Subprime auto loans are making a comeback.
The number of new auto loans made to borrowers with poor credit rose in September to the highest level since 2007, according to Equifax.
So, is there another subprime financial crisis in the making? Experts say it's not likely.
For one thing, the overall auto loan market is comparatively small -- $900 billion -- compared to $8 trillion of mortgage loans. Subprime currently makes up about 30% of overall car loans.
Cars cost a lot less than homes. And, historically, borrowers tend to make car payments a higher priority than mortgage payments or credit card bills.
The thinking is that subprime auto loan borrowers will not default in big numbers the way homeowners did because they need their cars to get to work, school and for many other daily necessities.
The numbers back that up. In November, 0.71% of all subprime auto loans were in default, barely higher than the 0.69% in default a year earlier, according to Equifax.
Analysts also point out that subprime loans are rising along with an overall rise in lending.
The main reason overall auto loans are up is because car sales have been strong: U.S. auto sales are on track to reach 16.5 million this year, up from last year and near a record high.
"The reason subprime is growing is because sales are growing," said Marc Cannon, a spokesman for AutoNation (AN), the nation's largest auto retailer.

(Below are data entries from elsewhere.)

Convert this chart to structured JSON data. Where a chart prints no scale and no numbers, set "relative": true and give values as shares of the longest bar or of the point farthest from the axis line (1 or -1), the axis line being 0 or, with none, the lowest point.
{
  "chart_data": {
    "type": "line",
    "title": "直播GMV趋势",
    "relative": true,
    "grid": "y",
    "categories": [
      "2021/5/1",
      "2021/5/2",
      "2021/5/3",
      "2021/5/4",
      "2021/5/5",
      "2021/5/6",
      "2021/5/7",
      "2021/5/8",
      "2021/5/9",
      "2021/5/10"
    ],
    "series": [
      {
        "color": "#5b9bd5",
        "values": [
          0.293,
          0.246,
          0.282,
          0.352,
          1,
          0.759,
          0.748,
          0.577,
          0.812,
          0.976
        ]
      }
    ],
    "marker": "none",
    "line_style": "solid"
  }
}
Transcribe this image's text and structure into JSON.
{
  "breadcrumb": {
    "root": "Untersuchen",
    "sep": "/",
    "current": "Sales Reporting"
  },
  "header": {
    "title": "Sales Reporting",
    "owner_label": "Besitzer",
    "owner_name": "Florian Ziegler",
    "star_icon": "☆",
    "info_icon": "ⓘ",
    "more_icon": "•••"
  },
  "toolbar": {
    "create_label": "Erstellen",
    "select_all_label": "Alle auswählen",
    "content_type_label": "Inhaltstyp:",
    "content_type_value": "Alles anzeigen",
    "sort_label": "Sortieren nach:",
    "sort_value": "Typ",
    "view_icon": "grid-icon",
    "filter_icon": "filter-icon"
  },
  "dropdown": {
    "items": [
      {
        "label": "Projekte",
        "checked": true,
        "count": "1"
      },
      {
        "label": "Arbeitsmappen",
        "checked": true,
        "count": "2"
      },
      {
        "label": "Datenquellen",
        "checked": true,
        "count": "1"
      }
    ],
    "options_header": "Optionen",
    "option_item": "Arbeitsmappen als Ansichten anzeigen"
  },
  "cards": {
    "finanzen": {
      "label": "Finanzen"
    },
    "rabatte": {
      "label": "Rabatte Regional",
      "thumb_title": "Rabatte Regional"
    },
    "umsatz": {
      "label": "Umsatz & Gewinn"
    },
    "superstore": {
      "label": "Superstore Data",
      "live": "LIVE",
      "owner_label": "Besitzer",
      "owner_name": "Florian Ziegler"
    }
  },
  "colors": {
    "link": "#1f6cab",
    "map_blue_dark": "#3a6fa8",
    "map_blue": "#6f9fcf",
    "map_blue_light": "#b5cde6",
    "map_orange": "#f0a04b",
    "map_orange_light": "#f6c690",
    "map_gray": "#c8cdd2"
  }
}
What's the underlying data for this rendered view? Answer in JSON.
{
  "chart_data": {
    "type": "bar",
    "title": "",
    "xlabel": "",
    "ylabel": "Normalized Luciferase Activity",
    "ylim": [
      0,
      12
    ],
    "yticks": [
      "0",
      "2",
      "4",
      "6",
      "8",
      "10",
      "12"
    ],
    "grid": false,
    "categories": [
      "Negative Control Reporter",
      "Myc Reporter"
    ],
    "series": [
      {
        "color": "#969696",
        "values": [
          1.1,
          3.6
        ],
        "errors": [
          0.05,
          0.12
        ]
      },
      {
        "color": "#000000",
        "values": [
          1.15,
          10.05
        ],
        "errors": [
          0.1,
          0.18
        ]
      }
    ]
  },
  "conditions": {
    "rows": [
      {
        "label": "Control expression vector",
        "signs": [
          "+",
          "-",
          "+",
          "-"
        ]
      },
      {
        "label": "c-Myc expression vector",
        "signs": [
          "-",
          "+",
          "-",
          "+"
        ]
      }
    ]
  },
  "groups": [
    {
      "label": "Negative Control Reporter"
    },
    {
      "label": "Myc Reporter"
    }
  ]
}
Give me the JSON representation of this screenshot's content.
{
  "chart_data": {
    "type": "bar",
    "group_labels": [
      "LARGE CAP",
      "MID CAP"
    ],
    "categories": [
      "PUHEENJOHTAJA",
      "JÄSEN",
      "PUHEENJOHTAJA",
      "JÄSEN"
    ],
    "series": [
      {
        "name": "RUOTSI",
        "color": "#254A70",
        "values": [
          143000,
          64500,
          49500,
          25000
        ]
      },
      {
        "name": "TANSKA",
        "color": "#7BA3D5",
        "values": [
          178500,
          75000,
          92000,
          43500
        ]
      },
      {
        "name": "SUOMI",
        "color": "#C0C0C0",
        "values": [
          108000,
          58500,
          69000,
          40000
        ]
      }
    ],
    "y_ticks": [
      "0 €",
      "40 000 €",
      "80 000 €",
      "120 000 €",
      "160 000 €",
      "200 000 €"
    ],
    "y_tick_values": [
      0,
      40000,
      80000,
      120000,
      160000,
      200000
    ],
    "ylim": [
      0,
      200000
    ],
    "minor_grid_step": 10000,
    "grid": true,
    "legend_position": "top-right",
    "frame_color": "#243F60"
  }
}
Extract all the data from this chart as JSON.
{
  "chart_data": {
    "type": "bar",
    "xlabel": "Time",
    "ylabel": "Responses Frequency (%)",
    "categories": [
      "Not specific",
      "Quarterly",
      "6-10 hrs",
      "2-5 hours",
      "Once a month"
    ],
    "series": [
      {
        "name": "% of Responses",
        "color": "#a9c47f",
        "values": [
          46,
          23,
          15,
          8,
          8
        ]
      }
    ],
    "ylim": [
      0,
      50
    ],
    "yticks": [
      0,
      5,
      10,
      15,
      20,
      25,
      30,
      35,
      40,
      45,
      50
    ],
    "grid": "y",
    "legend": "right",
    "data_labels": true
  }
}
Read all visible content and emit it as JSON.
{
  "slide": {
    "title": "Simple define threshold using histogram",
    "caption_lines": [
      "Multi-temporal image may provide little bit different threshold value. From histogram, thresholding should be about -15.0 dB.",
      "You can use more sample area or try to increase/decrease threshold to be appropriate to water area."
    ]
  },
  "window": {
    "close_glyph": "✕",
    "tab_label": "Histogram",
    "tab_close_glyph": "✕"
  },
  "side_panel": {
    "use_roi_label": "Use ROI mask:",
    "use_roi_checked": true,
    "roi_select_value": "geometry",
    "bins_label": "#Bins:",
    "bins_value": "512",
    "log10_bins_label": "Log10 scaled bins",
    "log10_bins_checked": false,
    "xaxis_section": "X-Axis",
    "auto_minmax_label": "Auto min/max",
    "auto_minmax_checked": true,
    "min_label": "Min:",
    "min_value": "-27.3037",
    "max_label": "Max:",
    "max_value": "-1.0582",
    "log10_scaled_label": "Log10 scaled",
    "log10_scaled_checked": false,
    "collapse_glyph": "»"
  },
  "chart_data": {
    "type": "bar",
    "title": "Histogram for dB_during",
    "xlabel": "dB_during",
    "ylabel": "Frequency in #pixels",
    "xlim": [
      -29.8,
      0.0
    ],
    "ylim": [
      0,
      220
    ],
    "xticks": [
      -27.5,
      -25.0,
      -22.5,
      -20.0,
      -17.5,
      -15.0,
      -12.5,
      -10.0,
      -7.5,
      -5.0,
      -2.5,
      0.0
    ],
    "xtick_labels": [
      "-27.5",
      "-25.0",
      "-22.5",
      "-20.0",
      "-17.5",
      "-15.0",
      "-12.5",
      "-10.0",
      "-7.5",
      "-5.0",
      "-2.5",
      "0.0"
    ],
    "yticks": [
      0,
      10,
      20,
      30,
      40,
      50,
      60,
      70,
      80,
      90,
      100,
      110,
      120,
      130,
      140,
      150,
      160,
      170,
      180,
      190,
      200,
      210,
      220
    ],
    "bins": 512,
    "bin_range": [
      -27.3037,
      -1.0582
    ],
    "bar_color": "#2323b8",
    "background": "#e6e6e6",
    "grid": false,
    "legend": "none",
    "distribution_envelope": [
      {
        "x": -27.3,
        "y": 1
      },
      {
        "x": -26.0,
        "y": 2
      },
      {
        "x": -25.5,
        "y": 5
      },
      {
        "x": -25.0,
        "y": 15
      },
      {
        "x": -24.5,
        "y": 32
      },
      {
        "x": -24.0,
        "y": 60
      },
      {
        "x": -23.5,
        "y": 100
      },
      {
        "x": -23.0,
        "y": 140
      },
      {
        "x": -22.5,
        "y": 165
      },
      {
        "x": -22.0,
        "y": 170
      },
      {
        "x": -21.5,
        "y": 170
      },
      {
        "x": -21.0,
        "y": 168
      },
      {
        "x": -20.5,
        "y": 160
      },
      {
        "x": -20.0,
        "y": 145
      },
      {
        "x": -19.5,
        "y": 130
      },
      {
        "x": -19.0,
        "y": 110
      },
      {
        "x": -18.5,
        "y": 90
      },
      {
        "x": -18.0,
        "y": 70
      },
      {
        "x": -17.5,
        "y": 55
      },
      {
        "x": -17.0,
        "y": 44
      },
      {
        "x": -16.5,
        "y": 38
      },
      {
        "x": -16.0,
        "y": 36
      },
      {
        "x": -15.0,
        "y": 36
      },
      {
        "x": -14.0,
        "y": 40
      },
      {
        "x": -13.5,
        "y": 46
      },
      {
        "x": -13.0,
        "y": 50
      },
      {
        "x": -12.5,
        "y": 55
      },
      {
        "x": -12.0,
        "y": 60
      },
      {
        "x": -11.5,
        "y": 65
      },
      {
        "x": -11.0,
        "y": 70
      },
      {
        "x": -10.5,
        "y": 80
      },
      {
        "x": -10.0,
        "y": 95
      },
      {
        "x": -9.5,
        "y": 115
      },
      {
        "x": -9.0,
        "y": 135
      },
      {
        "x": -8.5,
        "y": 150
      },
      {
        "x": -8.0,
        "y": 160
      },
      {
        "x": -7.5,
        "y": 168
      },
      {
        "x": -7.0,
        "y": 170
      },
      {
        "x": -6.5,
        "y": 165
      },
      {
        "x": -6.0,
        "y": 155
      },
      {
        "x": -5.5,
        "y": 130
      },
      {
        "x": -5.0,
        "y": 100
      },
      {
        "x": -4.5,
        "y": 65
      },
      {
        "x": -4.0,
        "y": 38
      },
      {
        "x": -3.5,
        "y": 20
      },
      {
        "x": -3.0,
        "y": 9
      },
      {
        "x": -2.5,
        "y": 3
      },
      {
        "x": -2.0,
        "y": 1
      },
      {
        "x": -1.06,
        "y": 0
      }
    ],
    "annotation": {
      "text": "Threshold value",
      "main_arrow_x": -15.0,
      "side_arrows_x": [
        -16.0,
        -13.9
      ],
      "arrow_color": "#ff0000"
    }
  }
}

Auto sales have soared as the economy has improved and unemployment has declined. The low interest rates are also making it more affordable to finance a new vehicle.
Even so, the rise in subprime auto loans has caught the attention of regulators.
The concern is that lightly-regulated finance companies, as opposed to banks, are fueling the subprime market, according to Richard Cordray, director of the Consumer Financial Protection Bureau.
"In this market, as in others, subprime borrowers may be more vulnerable to predatory practices, so direct oversight of their lending practices is essential," Cordray pointed out in September.